This morning I read a NY Times article called “Put Buyers First? What a Concept” about an experience the writer had with Amazon.com days before Christmas. The PlayStation 3 he bought for his son had not arrived, so he looked up the tracking details only to find it had been delivered and signed for by his neighbor, who then put it in a common area. There is was likely stolen.
He realized it was not Amazon’s fault, but called anyway. They sent him a new one for free, which he got on Christmas Eve.
The rest of the article talks about how this is great customer service and how Jeff Bezos has made a lot of sacrifices in the name of customer experience.
Wall Street, however, has never placed much value in Mr. Bezos’ emphasis on customers. What he has viewed as money well spent — building customer loyalty — many investors saw as giving away money that should have gone to the bottom line. “What makes their core business so compelling is that they are focused on everything the customer wants,” said Scott W. Devitt, who follows Amazon for Stifel Nicolaus & Company. “When you act in that manner many times Wall Street doesn’t appreciate it.” What Wall Street wanted from Amazon is what it always wants: short-term results. That is precisely what Dell tried to give investors when it scrimped on customer service and what eBay did when it heaped new costs on its most dedicated sellers. Eventually, these short-sighted decisions caught up with both companies.
However, Amazon is doing well, the article states, largely due to its focus on the customer, which has produced great customer loyalty.
All of this, however, comes at a price. Indeed, as I’ve written before, customer service isn’t cheap. Certainly, a fair amount of the hundreds of millions of dollars Amazon has spent on R&D has gone toward developing, say, the Kindle, but a good deal of it has also gone toward improving the customer experience. Amazon is willing to lose money on some of its most popular items, like the latest Harry Potter novel. And even with Amazon Prime, it must surely swallow millions of dollars in shipping costs. Indeed, in a presentation to analysts in late November, the company’s chief financial officer, Thomas J. Szkutak, showed one slide that read, “Over $600 Million in Forgone Shipping Revenue.” And that was just for one year.

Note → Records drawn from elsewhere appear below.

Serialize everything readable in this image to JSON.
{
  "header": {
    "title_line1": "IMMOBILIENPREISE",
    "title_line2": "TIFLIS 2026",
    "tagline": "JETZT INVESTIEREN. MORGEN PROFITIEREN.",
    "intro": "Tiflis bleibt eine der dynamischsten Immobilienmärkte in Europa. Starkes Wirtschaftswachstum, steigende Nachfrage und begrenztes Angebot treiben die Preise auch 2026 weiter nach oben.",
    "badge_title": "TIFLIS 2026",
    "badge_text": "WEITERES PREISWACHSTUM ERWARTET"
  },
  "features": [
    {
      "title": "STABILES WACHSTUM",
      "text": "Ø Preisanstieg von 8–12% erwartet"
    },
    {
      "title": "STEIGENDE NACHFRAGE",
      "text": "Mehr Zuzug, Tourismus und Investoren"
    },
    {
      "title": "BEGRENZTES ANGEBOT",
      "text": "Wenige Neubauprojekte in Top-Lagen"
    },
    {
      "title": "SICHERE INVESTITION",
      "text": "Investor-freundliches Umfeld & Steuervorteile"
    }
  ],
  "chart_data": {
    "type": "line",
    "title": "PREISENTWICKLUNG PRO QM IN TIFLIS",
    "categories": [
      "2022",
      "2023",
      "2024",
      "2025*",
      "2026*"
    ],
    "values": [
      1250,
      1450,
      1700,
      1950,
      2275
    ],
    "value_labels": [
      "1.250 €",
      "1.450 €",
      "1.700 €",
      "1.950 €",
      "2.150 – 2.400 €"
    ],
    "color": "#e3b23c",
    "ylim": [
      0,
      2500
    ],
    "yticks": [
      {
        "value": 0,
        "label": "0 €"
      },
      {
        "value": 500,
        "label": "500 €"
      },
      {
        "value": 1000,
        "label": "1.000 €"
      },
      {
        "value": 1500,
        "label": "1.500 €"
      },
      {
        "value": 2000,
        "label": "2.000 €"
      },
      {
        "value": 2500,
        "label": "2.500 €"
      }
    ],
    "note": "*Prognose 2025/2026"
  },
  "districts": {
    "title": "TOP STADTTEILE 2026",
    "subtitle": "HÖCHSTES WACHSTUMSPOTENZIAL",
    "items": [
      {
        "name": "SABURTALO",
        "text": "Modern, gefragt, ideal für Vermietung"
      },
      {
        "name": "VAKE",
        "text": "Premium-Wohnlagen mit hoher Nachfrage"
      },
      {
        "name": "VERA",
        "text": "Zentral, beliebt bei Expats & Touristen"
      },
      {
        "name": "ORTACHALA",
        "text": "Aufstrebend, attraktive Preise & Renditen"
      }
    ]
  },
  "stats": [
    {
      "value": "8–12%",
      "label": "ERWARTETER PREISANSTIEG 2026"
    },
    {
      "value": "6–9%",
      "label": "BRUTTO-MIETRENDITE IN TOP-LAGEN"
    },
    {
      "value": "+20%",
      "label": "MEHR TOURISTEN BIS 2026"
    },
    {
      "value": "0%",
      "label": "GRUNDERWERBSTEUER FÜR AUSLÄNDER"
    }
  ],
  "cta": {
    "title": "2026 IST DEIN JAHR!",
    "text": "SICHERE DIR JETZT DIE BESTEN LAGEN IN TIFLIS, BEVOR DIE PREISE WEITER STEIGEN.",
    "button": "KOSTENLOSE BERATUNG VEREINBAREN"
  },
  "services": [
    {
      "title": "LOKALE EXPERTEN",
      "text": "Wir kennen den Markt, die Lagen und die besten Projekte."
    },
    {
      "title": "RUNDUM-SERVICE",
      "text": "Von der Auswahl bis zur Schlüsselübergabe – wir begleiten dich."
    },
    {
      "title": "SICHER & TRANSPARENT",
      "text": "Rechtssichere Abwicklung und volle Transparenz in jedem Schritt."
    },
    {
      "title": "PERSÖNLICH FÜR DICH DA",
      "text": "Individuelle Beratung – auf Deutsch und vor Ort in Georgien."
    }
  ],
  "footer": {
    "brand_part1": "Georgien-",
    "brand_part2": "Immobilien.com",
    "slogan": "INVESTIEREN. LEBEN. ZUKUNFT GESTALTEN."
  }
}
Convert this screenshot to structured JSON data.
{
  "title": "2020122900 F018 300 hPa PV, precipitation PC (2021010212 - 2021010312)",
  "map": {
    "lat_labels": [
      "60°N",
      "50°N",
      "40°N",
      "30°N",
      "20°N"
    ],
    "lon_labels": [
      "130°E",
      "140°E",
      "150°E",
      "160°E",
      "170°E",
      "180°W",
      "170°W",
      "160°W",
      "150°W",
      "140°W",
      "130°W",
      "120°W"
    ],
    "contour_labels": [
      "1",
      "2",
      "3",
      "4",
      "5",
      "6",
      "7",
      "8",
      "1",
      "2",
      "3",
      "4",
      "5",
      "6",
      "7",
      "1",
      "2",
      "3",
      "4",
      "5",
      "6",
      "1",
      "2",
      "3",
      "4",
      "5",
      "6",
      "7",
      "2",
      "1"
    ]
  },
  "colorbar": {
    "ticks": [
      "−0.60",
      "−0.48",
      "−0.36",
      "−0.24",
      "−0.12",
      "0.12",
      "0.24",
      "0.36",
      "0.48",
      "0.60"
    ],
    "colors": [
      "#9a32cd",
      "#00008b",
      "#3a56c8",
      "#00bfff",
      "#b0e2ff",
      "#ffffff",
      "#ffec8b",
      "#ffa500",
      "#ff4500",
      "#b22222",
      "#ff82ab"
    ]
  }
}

As I have said before, although I’ve been designing in a bubble at grad school, I do realize that companies and organizations also have to pay attention to the bottom line when making investments in good design and good experience. Though I wonder if there will ever be a major shift in the way businesses view the investment in the design of service and customer experience so that it’s not so short sighted. It seems Amazon is willing to suck it for a bit to improve the customer experience. And it pays off. (Although, is the focus on customer experience a design perspective—I don’t know.)
Some further questions I have: What is the general willingness of companies to invest in service or experience design? Is there an opportunity for design to help shift the perceived value of investing in the customer experience—and by association, customer service? Or will this remain a hurdle?
Comments
One response to “Wall Street: Hurdle for Service/Experience”
I think this has come up time after time in all sorts of conversations about design since I’ve arrived at CMU: somehow we have to move beyond economics as the primary measure of success – not just as designers but as a society. As designers we might be able to drive this change by showing how intangibles can improve not just a customer experience but an individuals sense of empowerment and personal freedom.
When corporations recognize both their employees and their customers as individuals – and not just numbers – then we’ll see them look beyond just their bottom lines. I think that the Swisscom presentation at Emergence touched on a lot of these same ideas and how they can be implemented by a company.